Le programme comprend trois étapes. La première étape se passe dans la rue, où l’on contacte et où l’on approche les enfants qui veulent s’inscrire dans le programme. La deuxième étape a lieu dans la Maison d’Accueil, qui offre aux enfants une série de services : milieu familial, un endroit où dormir, des repas réguliers, des thérapies de soutien, et de groupes, des conférences sur différents sujets, une formation humaine, religieuse, civile et patriotique, l’alphabétisation, la mise à jour et l’insertion scolaire, l’assistance médicale et légale, la formation morale, le contact familial, la réinsertion familiale et sociale. Dans la troisième étape enfin, les enfants sont réinsérés dans leur famille d’origine, ou dans une famille de remplacement, ou dans une Institution d’éducation. On les insère aussi dans le milieu du travail, en fonction de leur âge. Une fois réinsérés, les enfants continuent à être suivis.

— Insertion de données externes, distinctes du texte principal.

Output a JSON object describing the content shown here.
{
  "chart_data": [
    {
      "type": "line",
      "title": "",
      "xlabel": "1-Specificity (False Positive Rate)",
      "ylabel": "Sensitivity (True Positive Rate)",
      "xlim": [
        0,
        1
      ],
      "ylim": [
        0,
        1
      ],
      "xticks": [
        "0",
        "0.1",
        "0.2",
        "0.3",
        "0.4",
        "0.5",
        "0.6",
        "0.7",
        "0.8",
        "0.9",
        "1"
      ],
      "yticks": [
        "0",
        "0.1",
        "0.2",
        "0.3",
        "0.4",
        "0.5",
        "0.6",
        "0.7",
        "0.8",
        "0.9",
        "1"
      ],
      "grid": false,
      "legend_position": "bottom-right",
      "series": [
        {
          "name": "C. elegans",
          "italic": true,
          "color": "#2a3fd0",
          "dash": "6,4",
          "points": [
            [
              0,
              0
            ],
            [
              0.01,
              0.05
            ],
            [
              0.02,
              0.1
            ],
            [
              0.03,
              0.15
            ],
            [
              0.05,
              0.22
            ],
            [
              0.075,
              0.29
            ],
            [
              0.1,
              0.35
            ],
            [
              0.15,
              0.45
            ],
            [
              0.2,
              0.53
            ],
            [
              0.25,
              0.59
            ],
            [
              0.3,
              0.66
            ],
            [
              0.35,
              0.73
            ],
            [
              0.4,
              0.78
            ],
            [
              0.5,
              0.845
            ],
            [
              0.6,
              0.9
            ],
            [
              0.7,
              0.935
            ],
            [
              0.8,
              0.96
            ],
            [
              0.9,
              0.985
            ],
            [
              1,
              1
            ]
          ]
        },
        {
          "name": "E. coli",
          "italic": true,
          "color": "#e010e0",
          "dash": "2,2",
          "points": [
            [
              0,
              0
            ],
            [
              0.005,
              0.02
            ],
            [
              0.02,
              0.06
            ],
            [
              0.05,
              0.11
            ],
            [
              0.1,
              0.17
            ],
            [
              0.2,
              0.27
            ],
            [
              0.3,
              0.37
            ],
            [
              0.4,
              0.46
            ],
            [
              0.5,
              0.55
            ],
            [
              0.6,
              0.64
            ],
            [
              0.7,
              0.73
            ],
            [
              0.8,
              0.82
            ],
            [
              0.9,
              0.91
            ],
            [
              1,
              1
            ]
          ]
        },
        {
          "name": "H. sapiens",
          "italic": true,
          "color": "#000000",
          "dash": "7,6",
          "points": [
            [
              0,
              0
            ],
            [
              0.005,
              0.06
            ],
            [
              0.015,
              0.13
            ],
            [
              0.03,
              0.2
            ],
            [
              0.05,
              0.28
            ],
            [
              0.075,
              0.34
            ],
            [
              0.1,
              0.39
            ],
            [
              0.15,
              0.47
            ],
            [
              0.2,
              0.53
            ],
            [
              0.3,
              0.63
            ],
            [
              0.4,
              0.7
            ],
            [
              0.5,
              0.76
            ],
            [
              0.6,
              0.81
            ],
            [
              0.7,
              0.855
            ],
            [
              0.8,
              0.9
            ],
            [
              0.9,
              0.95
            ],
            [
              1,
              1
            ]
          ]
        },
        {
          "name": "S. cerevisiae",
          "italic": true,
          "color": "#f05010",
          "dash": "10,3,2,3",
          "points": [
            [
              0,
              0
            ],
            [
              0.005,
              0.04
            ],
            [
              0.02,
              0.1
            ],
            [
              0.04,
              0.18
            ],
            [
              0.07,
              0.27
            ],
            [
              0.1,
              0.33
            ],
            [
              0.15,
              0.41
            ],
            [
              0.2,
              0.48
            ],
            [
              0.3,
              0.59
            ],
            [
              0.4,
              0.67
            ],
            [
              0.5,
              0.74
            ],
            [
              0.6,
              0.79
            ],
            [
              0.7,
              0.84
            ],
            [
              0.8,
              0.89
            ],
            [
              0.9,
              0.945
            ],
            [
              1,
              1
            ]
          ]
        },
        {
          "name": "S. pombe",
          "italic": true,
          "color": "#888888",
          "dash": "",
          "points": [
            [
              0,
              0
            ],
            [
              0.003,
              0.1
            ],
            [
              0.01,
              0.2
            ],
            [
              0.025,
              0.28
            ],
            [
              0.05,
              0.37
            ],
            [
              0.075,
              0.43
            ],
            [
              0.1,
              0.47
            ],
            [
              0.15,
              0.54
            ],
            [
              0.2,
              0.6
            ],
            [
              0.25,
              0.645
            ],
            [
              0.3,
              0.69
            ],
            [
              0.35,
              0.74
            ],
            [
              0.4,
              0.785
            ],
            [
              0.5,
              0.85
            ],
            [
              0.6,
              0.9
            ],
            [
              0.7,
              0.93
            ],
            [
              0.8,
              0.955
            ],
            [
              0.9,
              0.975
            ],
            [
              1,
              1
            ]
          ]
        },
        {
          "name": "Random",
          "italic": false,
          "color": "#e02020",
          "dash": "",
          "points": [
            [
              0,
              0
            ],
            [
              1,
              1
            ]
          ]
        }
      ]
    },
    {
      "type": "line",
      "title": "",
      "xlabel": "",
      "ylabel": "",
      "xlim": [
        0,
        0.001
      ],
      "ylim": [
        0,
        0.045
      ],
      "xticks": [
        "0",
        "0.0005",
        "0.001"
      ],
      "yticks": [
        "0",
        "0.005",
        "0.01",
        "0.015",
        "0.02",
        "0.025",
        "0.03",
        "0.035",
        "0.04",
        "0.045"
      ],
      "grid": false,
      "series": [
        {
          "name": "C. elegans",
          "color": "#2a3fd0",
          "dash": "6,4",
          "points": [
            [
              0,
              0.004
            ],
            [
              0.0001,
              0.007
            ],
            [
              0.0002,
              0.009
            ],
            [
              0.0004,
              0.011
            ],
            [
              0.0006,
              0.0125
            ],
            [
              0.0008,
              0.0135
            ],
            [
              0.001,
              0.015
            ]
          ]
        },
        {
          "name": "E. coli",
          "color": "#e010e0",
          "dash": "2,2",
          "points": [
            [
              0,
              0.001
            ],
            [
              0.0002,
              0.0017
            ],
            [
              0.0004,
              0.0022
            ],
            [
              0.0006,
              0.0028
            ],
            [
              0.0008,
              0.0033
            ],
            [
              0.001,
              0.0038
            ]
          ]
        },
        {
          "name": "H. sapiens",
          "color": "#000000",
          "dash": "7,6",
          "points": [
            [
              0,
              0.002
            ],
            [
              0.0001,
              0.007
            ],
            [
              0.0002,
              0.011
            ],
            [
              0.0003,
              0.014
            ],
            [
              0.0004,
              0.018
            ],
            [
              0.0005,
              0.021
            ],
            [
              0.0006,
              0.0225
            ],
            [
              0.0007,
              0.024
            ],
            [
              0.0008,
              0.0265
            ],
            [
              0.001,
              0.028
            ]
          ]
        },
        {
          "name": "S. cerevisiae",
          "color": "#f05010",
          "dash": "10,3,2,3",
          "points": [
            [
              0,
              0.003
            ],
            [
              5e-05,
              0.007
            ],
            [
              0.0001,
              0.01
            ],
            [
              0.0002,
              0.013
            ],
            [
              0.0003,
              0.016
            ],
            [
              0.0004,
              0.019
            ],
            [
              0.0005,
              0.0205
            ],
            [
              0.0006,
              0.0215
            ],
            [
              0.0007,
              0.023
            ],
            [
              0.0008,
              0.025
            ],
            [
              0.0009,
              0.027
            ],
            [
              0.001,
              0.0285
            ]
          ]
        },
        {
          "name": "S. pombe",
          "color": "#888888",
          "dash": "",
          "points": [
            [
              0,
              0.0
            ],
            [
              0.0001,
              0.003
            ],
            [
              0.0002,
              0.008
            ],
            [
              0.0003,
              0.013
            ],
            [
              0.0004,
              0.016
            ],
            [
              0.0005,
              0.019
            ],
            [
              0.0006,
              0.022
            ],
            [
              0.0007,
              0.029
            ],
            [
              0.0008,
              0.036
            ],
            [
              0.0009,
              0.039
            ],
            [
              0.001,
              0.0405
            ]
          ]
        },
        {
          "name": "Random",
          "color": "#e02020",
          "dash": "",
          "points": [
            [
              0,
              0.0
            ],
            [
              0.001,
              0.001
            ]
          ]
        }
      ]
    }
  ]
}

De 1996 à 2003, le programme « Yo también » est parvenu à ramener 724 garçons et filles, et a réinséré dans leurs familles plus de 600 enfants et adolescents. Il est devenu aussi un endroit de rencontre entre la réalité sociale des enfants de la rue et la communauté, en servant de base pour une vaste réflexion sur la question des enfants. Il lance aussi des actions concrètes pour améliorer leur situation, grâce à un système de volontariat. A tout cela, il faut ajouter un travail permanent d’orientation destiné aux enfants qui vivent encore dans la rue, d’accompagnement des enfants qui se trouvent en prison, et d’appui moral et économique pour ceux qui ont des problèmes familiaux.
Le Père Luis Rosario, terminant son rapport, déclare : « Le monde d’aujourd’hui, bouleversé et bête comme il l’est, a besoin de signes concrets qui fassent refleurir l’espérance. Malheureusement, la tendance à résoudre les problèmes en éliminant les personnes et non pas les maux, est quelque chose de totalement inhumain et antichrétien. Perpétuer la peine de mort et des mesures toujours plus drastiques contre ceux qui, par leur propre faute ou par la faute d’autrui ont commencé à prendre des voies dangereuses dans la vie, n’est pas la solution des problèmes ; au contraire, cela crée la conscience que seule la répression et la violence peuvent vaincre la violence. Eduquer à l’amour et chercher des solutions humaines aux problèmes humains est un chemin difficile, et pourtant il est le seul qui mette en valeur la personne et fait en sorte que chaque être humain puisse voir l’autre comme un frère ou une sœur, dont nous sommes responsables. Le programme « Yo también » est un petit geste d’amour qui veut réveiller l’amour réciproque des uns vers les autres, et spécialement de ceux qui sont les plus pauvres des pauvres ». (R.Z.)